The effectiveness of HeartBERT is evaluated on two downstream tasks: sleep-stage classification and heartbeat classification. For sleep-stage classification using the MIT-BIH Polysomnographic Database, HeartBERT achieved an F1-score of approximately 75% for three-stage classification (Wake, REM, NREM) and around 62% for five-stage classification (Wake, REM, S1, S2, S3), outperforming a baseline deep convolutional recurrent (DCR) model. For heartbeat classification using the Icentia11k dataset, HeartBERT achieved an F1-score of about 88%, surpassing the performance of a multimodal image fusion (MIF) baseline model, particularly when trained on a significantly smaller subset of the data (20,000 heartbeats vs. over 150,000 for the MIF model). Experiments with freezing different layers of HeartBERT during fine-tuning showed that unfreezing only one layer yielded the best performance, suggesting that minimal fine-tuning allows the model to effectively leverage the pre-trained features while adapting to the specific downstream task. The results demonstrate the versatility, generalizability, and efficiency of HeartBERT. Its ability to perform well with smaller training datasets, reduced learning parameters, and achieve superior performance compared to rival models highlights its potential for practical applications in ECG analysis. The self-supervised learning approach reduces the dependency on labeled data, a significant advantage in the medical field. The model's ability to capture intricate ECG signal patterns through contextual embeddings makes it a promising tool for various cardiovascular-related tasks. Future work may explore applying HeartBERT to other downstream tasks and further optimizing the model architecture and training process.

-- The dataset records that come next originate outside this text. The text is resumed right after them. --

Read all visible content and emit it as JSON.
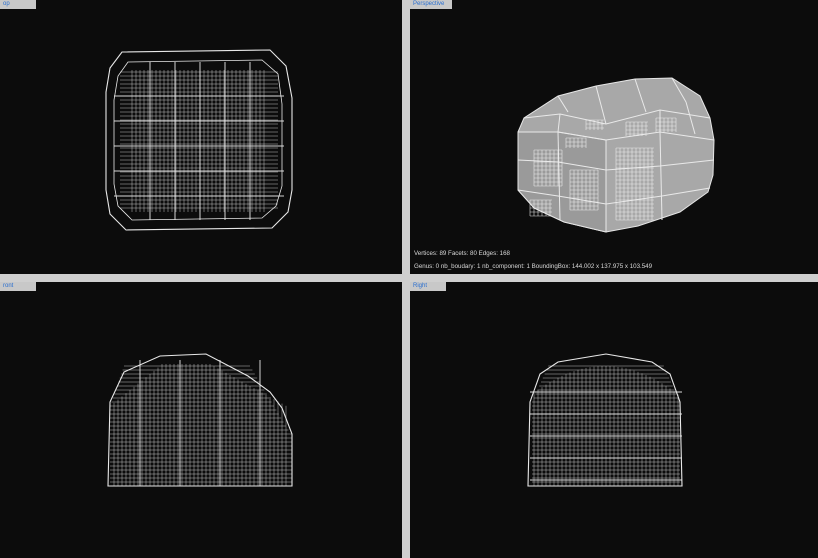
{
  "viewports": {
    "top": {
      "label": "op"
    },
    "perspective": {
      "label": "Perspective"
    },
    "front": {
      "label": "ront"
    },
    "right": {
      "label": "Right"
    }
  },
  "stats": {
    "line1": "Vertices: 89 Facets: 80 Edges: 168",
    "line2": "Genus: 0 nb_boudary: 1 nb_component: 1 BoundingBox: 144.002 x 137.975 x 103.549"
  },
  "colors": {
    "viewport_bg": "#0c0c0c",
    "wire": "#e8e8e8",
    "solid_face": "#a8a8a8",
    "tab_text": "#2a6fd0"
  }
}
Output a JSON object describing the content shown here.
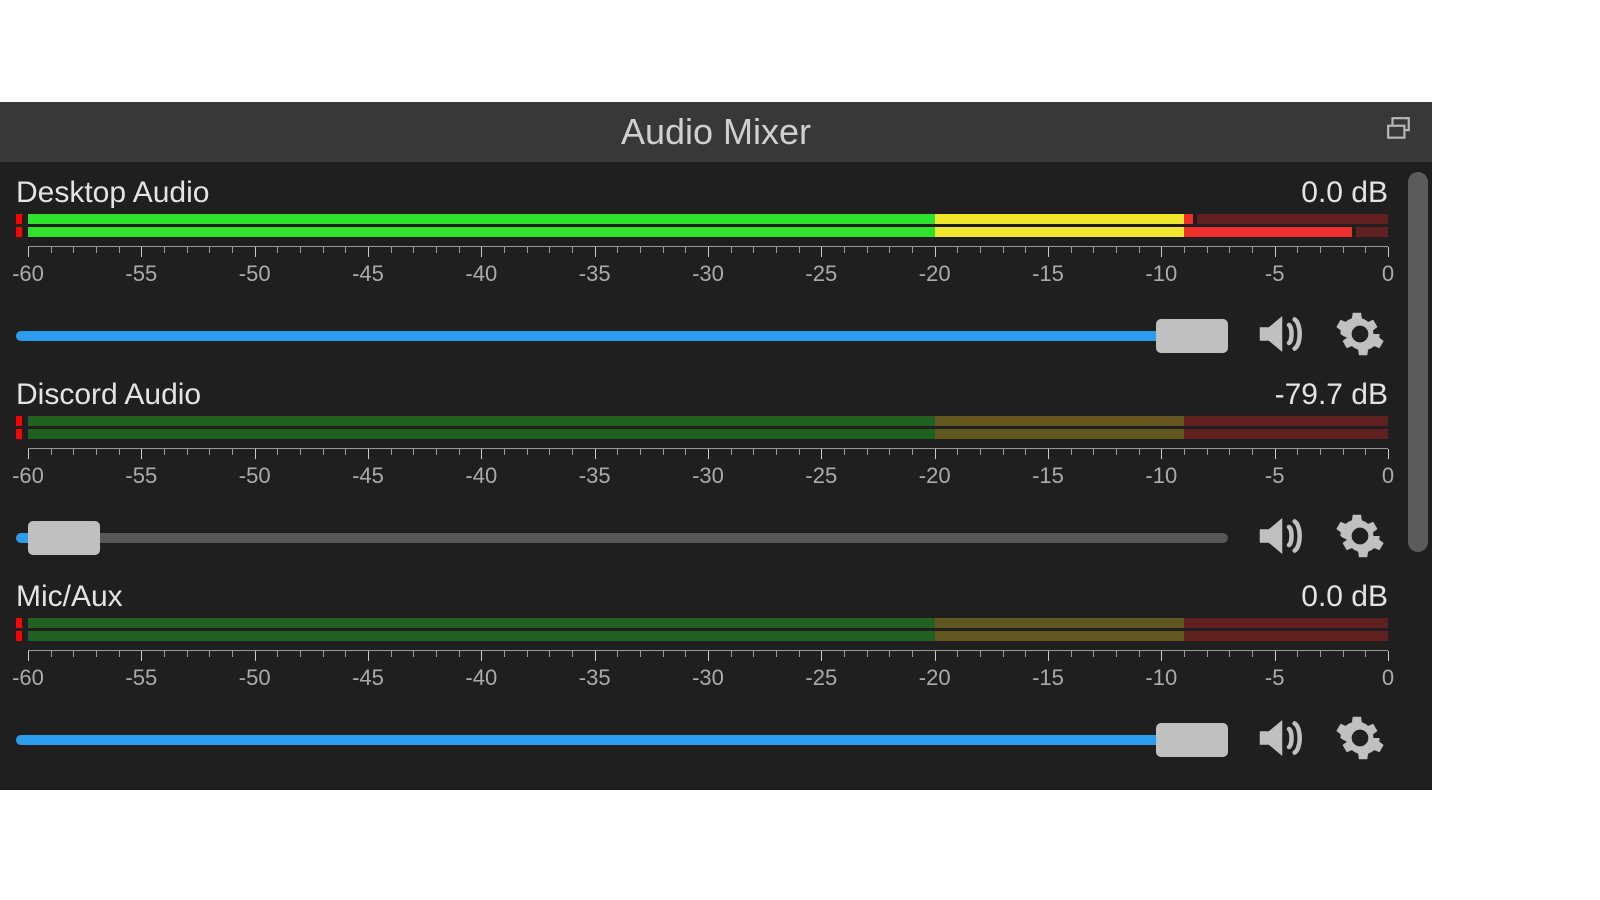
{
  "panel": {
    "title": "Audio Mixer",
    "dock_icon": "dock-window"
  },
  "scale": {
    "min_db": -60,
    "max_db": 0,
    "labels": [
      "-60",
      "-55",
      "-50",
      "-45",
      "-40",
      "-35",
      "-30",
      "-25",
      "-20",
      "-15",
      "-10",
      "-5",
      "0"
    ]
  },
  "meter": {
    "green_end_db": -20,
    "yellow_end_db": -9
  },
  "channels": [
    {
      "name": "Desktop Audio",
      "level_text": "0.0 dB",
      "slider_pct": 97,
      "meter_top_db": -8.5,
      "meter_bot_db": -1.5,
      "clip": true
    },
    {
      "name": "Discord Audio",
      "level_text": "-79.7 dB",
      "slider_pct": 4,
      "meter_top_db": -999,
      "meter_bot_db": -999,
      "clip": true
    },
    {
      "name": "Mic/Aux",
      "level_text": "0.0 dB",
      "slider_pct": 97,
      "meter_top_db": -999,
      "meter_bot_db": -999,
      "clip": true
    }
  ],
  "icons": {
    "speaker": "speaker-icon",
    "gear": "gear-icon"
  }
}
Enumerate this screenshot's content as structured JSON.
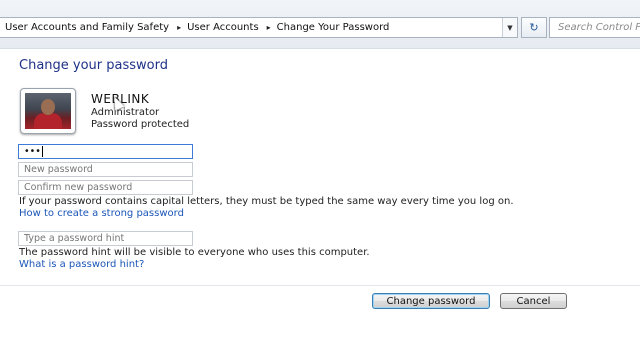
{
  "breadcrumb": {
    "items": [
      "User Accounts and Family Safety",
      "User Accounts",
      "Change Your Password"
    ],
    "separator": "▸"
  },
  "search": {
    "placeholder": "Search Control Panel"
  },
  "page": {
    "title": "Change your password"
  },
  "user": {
    "name": "WEBLINK",
    "role": "Administrator",
    "status": "Password protected"
  },
  "fields": {
    "current_password": {
      "value": "•••"
    },
    "new_password": {
      "placeholder": "New password"
    },
    "confirm_password": {
      "placeholder": "Confirm new password"
    },
    "hint": {
      "placeholder": "Type a password hint"
    }
  },
  "notes": {
    "capital_letters": "If your password contains capital letters, they must be typed the same way every time you log on.",
    "strong_password_link": "How to create a strong password",
    "hint_visible": "The password hint will be visible to everyone who uses this computer.",
    "what_is_hint_link": "What is a password hint?"
  },
  "buttons": {
    "change": "Change password",
    "cancel": "Cancel"
  },
  "colors": {
    "title": "#1e3287",
    "link": "#1a56b8",
    "focus_border": "#3d7bd8"
  }
}
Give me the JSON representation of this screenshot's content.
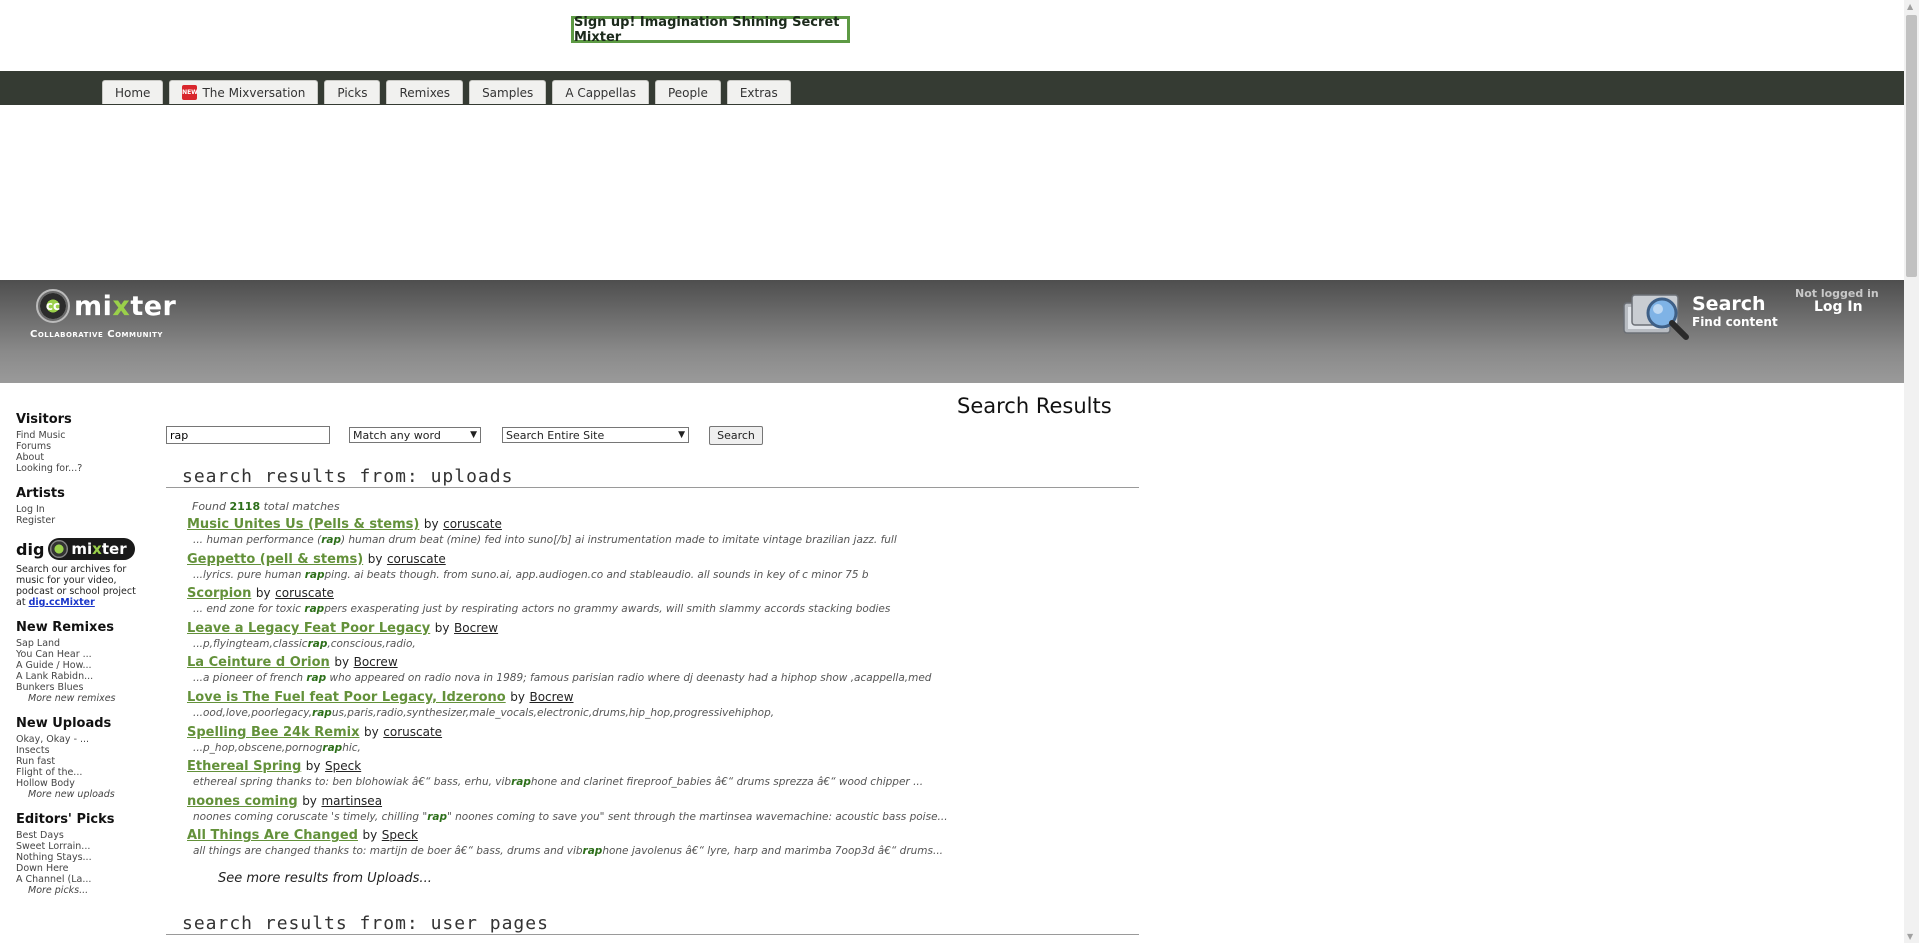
{
  "banner": {
    "signup_label": "Sign up! Imagination Shining Secret Mixter"
  },
  "tabs": [
    {
      "label": "Home",
      "badge": ""
    },
    {
      "label": "The Mixversation",
      "badge": "NEW"
    },
    {
      "label": "Picks",
      "badge": ""
    },
    {
      "label": "Remixes",
      "badge": ""
    },
    {
      "label": "Samples",
      "badge": ""
    },
    {
      "label": "A Cappellas",
      "badge": ""
    },
    {
      "label": "People",
      "badge": ""
    },
    {
      "label": "Extras",
      "badge": ""
    }
  ],
  "header": {
    "logo_prefix": "mi",
    "logo_accent": "x",
    "logo_suffix": "ter",
    "tagline": "Collaborative Community",
    "search_title": "Search",
    "search_sub": "Find content",
    "not_logged": "Not logged in",
    "login_label": "Log In"
  },
  "sidebar": {
    "visitors": {
      "title": "Visitors",
      "items": [
        "Find Music",
        "Forums",
        "About",
        "Looking for...?"
      ]
    },
    "artists": {
      "title": "Artists",
      "items": [
        "Log In",
        "Register"
      ]
    },
    "dig": {
      "word": "dig",
      "pill_prefix": "mi",
      "pill_accent": "x",
      "pill_suffix": "ter",
      "text": "Search our archives for music for your video, podcast or school project at",
      "link": "dig.ccMixter"
    },
    "new_remixes": {
      "title": "New Remixes",
      "items": [
        "Sap Land",
        "You Can Hear ...",
        "A Guide / How...",
        "A Lank Rabidn...",
        "Bunkers Blues"
      ],
      "more": "More new remixes"
    },
    "new_uploads": {
      "title": "New Uploads",
      "items": [
        "Okay, Okay - ...",
        "Insects",
        "Run fast",
        "Flight of the...",
        "Hollow Body"
      ],
      "more": "More new uploads"
    },
    "editors_picks": {
      "title": "Editors' Picks",
      "items": [
        "Best Days",
        "Sweet Lorrain...",
        "Nothing Stays...",
        "Down Here",
        "A Channel (La..."
      ],
      "more": "More picks..."
    }
  },
  "search": {
    "page_title": "Search Results",
    "query": "rap",
    "match_mode": "Match any word",
    "scope": "Search Entire Site",
    "button": "Search"
  },
  "uploads": {
    "heading": "search results from: uploads",
    "found_prefix": "Found",
    "found_count": "2118",
    "found_suffix": "total matches",
    "see_more": "See more results from Uploads...",
    "results": [
      {
        "title": "Music Unites Us (Pells & stems)",
        "by": "by",
        "user": "coruscate",
        "pre": "... human performance (",
        "hl": "rap",
        "post": ") human drum beat (mine) fed into suno[/b] ai instrumentation made to imitate vintage brazilian jazz. full"
      },
      {
        "title": "Geppetto (pell & stems)",
        "by": "by",
        "user": "coruscate",
        "pre": "...lyrics. pure human ",
        "hl": "rap",
        "post": "ping. ai beats though. from suno.ai, app.audiogen.co and stableaudio. all sounds in key of c minor 75 b"
      },
      {
        "title": "Scorpion",
        "by": "by",
        "user": "coruscate",
        "pre": "... end zone for toxic ",
        "hl": "rap",
        "post": "pers exasperating just by respirating actors no grammy awards, will smith slammy accords stacking bodies"
      },
      {
        "title": "Leave a Legacy Feat Poor Legacy",
        "by": "by",
        "user": "Bocrew",
        "pre": "...p,flyingteam,classic",
        "hl": "rap",
        "post": ",conscious,radio,"
      },
      {
        "title": "La Ceinture d Orion",
        "by": "by",
        "user": "Bocrew",
        "pre": "...a pioneer of french ",
        "hl": "rap",
        "post": " who appeared on radio nova in 1989; famous parisian radio where dj deenasty had a hiphop show ,acappella,med"
      },
      {
        "title": "Love is The Fuel feat Poor Legacy, Idzerono",
        "by": "by",
        "user": "Bocrew",
        "pre": "...ood,love,poorlegacy,",
        "hl": "rap",
        "post": "us,paris,radio,synthesizer,male_vocals,electronic,drums,hip_hop,progressivehiphop,"
      },
      {
        "title": "Spelling Bee 24k Remix",
        "by": "by",
        "user": "coruscate",
        "pre": "...p_hop,obscene,pornog",
        "hl": "rap",
        "post": "hic,"
      },
      {
        "title": "Ethereal Spring",
        "by": "by",
        "user": "Speck",
        "pre": "ethereal spring thanks to: ben blohowiak â€“ bass, erhu, vib",
        "hl": "rap",
        "post": "hone and clarinet fireproof_babies â€“ drums sprezza â€“ wood chipper ..."
      },
      {
        "title": "noones coming",
        "by": "by",
        "user": "martinsea",
        "pre": "noones coming coruscate 's timely, chilling \"",
        "hl": "rap",
        "post": "\" noones coming to save you\" sent through the martinsea wavemachine: acoustic bass poise..."
      },
      {
        "title": "All Things Are Changed",
        "by": "by",
        "user": "Speck",
        "pre": "all things are changed thanks to: martijn de boer â€“ bass, drums and vib",
        "hl": "rap",
        "post": "hone javolenus â€“ lyre, harp and marimba 7oop3d â€“ drums..."
      }
    ]
  },
  "user_pages": {
    "heading": "search results from: user pages"
  },
  "colors": {
    "accent_green": "#63913a",
    "highlight": "#2d6f1a",
    "nav_bar": "#353b33"
  }
}
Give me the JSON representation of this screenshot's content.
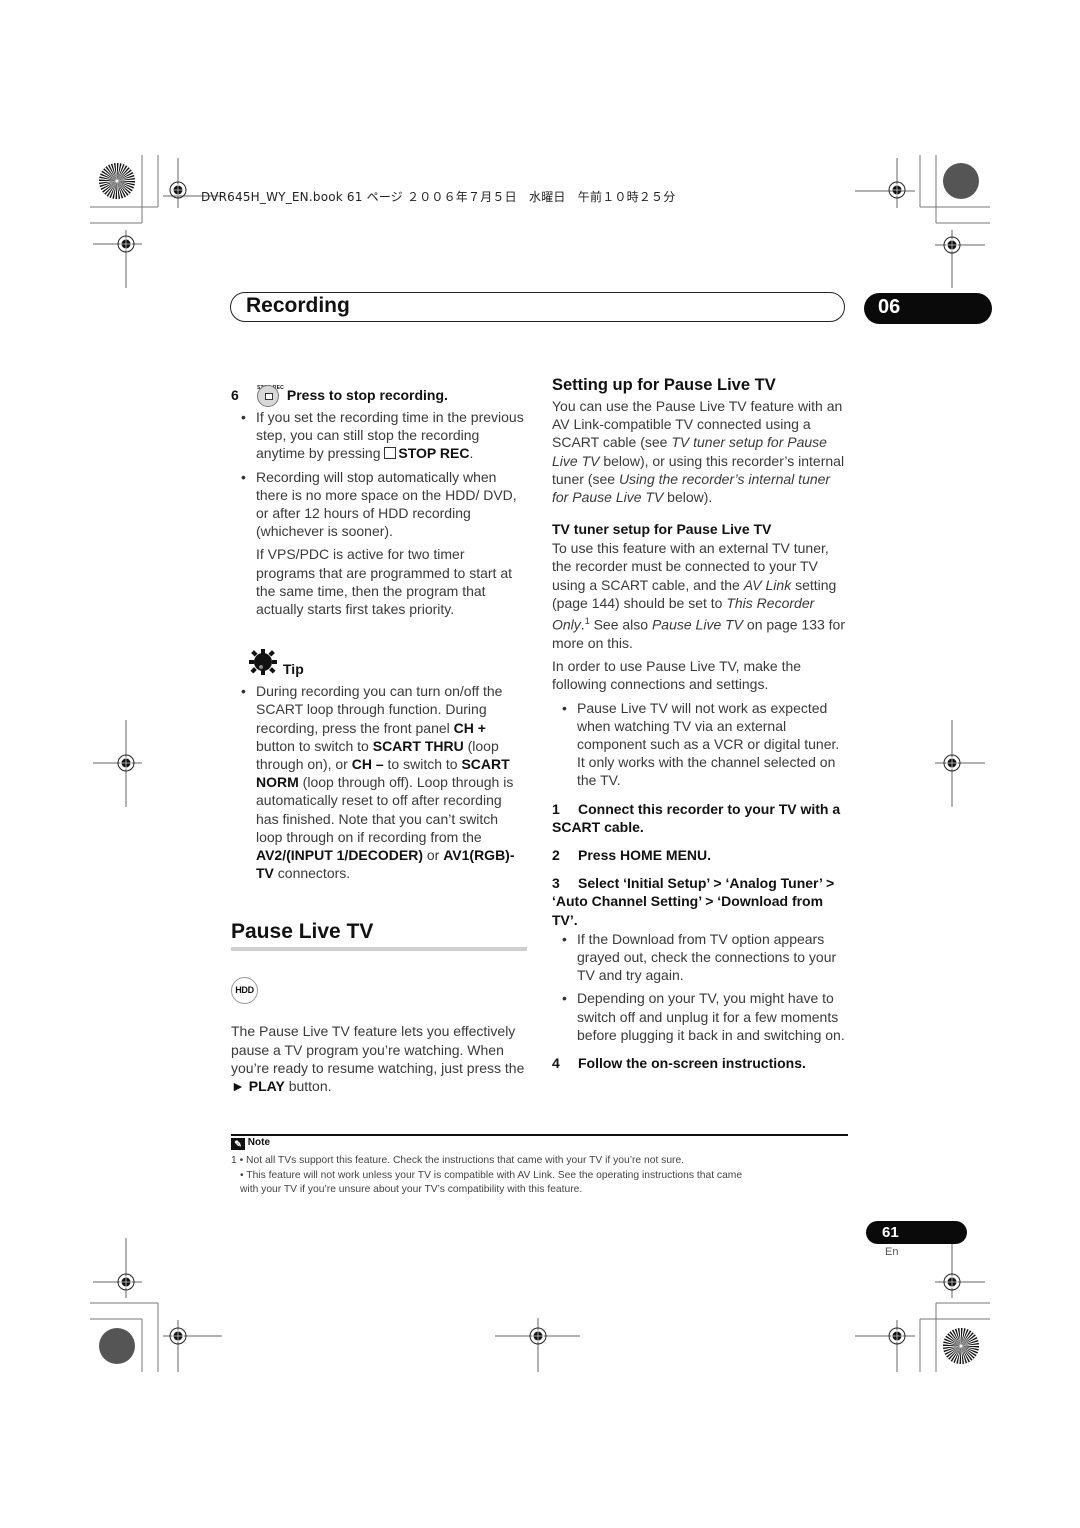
{
  "print_header": "DVR645H_WY_EN.book  61 ページ  ２００６年７月５日　水曜日　午前１０時２５分",
  "chapter": {
    "title": "Recording",
    "number": "06"
  },
  "left_column": {
    "step6": {
      "button_label": "STOP REC",
      "number": "6",
      "text": "Press to stop recording."
    },
    "bullet1": {
      "pre": "If you set the recording time in the previous step, you can still stop the recording anytime by pressing ",
      "bold": "STOP REC",
      "post": "."
    },
    "bullet2": "Recording will stop automatically when there is no more space on the HDD/ DVD, or after 12 hours of HDD recording (whichever is sooner).",
    "para_vps": "If VPS/PDC is active for two timer programs that are programmed to start at the same time, then the program that actually starts first takes priority.",
    "tip": {
      "label": "Tip",
      "t1": "During recording you can turn on/off the SCART loop through function. During recording, press the front panel ",
      "b1": "CH +",
      "t2": " button to switch to ",
      "b2": "SCART THRU",
      "t3": " (loop through on), or ",
      "b3": "CH –",
      "t4": " to switch to ",
      "b4": "SCART NORM",
      "t5": " (loop through off). Loop through is automatically reset to off after recording has finished. Note that you can’t switch loop through on if recording from the ",
      "b5": "AV2/(INPUT 1/DECODER)",
      "t6": " or ",
      "b6": "AV1(RGB)-TV",
      "t7": " connectors."
    },
    "pause_section": {
      "heading": "Pause Live TV",
      "badge": "HDD",
      "p_pre": "The Pause Live TV feature lets you effectively pause a TV program you’re watching. When you’re ready to resume watching, just press the ",
      "p_play": "► PLAY",
      "p_post": " button."
    }
  },
  "right_column": {
    "setup": {
      "heading": "Setting up for Pause Live TV",
      "t1": "You can use the Pause Live TV feature with an AV Link-compatible TV connected using a SCART cable (see ",
      "i1": "TV tuner setup for Pause Live TV",
      "t2": " below), or using this recorder’s internal tuner (see ",
      "i2": "Using the recorder’s internal tuner for Pause Live TV",
      "t3": " below)."
    },
    "tuner": {
      "heading": "TV tuner setup for Pause Live TV",
      "t1": "To use this feature with an external TV tuner, the recorder must be connected to your TV using a SCART cable, and the ",
      "i1": "AV Link",
      "t2": " setting (page 144) should be set to ",
      "i2": "This Recorder Only",
      "t3": ".",
      "sup": "1",
      "t4": " See also ",
      "i3": "Pause Live TV",
      "t5": " on page 133 for more on this.",
      "para2": "In order to use Pause Live TV, make the following connections and settings.",
      "bullet1": "Pause Live TV will not work as expected when watching TV via an external component such as a VCR or digital tuner. It only works with the channel selected on the TV."
    },
    "steps": [
      {
        "number": "1",
        "text": "Connect this recorder to your TV with a SCART cable."
      },
      {
        "number": "2",
        "text": "Press HOME MENU."
      },
      {
        "number": "3",
        "text": "Select ‘Initial Setup’ > ‘Analog Tuner’ > ‘Auto Channel Setting’ > ‘Download from TV’."
      },
      {
        "number": "4",
        "text": "Follow the on-screen instructions."
      }
    ],
    "step3_bullets": [
      "If the Download from TV option appears grayed out, check the connections to your TV and try again.",
      "Depending on your TV, you might have to switch off and unplug it for a few moments before plugging it back in and switching on."
    ]
  },
  "note": {
    "label": "Note",
    "line1": "1 • Not all TVs support this feature. Check the instructions that came with your TV if you’re not sure.",
    "line2": "• This feature will not work unless your TV is compatible with AV Link. See the operating instructions that came",
    "line3": "with your TV if you’re unsure about your TV’s compatibility with this feature."
  },
  "footer": {
    "page_number": "61",
    "language": "En"
  }
}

This newsletter highlights significant advancements in applying AI and signal processing across diverse fields. The AI Flow framework demonstrates a paradigm shift in edge computing, moving from information flow to intelligence flow for efficient resource utilization and improved latency. This approach addresses the challenges of deploying complex AI models on resource-constrained edge devices, paving the way for ubiquitous AI-powered services. In biomedical signal processing, HeartBERT showcases the power of self-supervised learning in ECG analysis. By leveraging the Transformer architecture and masked language modeling, HeartBERT achieves impressive results in sleep stage and heartbeat classification, even with limited labeled data. This advancement offers promising potential for improved diagnostics and personalized healthcare. Finally, the innovative DCoND framework for brain-to-text decoding demonstrates a significant improvement in accuracy by incorporating contextual information through diphone representations and leveraging the power of LLMs. This breakthrough brings us closer to restoring effective communication for individuals with speech impairments. These highlighted papers collectively represent significant progress in their respective fields, pushing the boundaries of what's possible with AI, signal processing, and their intersection. They also open up exciting avenues for future research, from optimizing model architectures and training processes to addressing security and privacy concerns in distributed AI systems.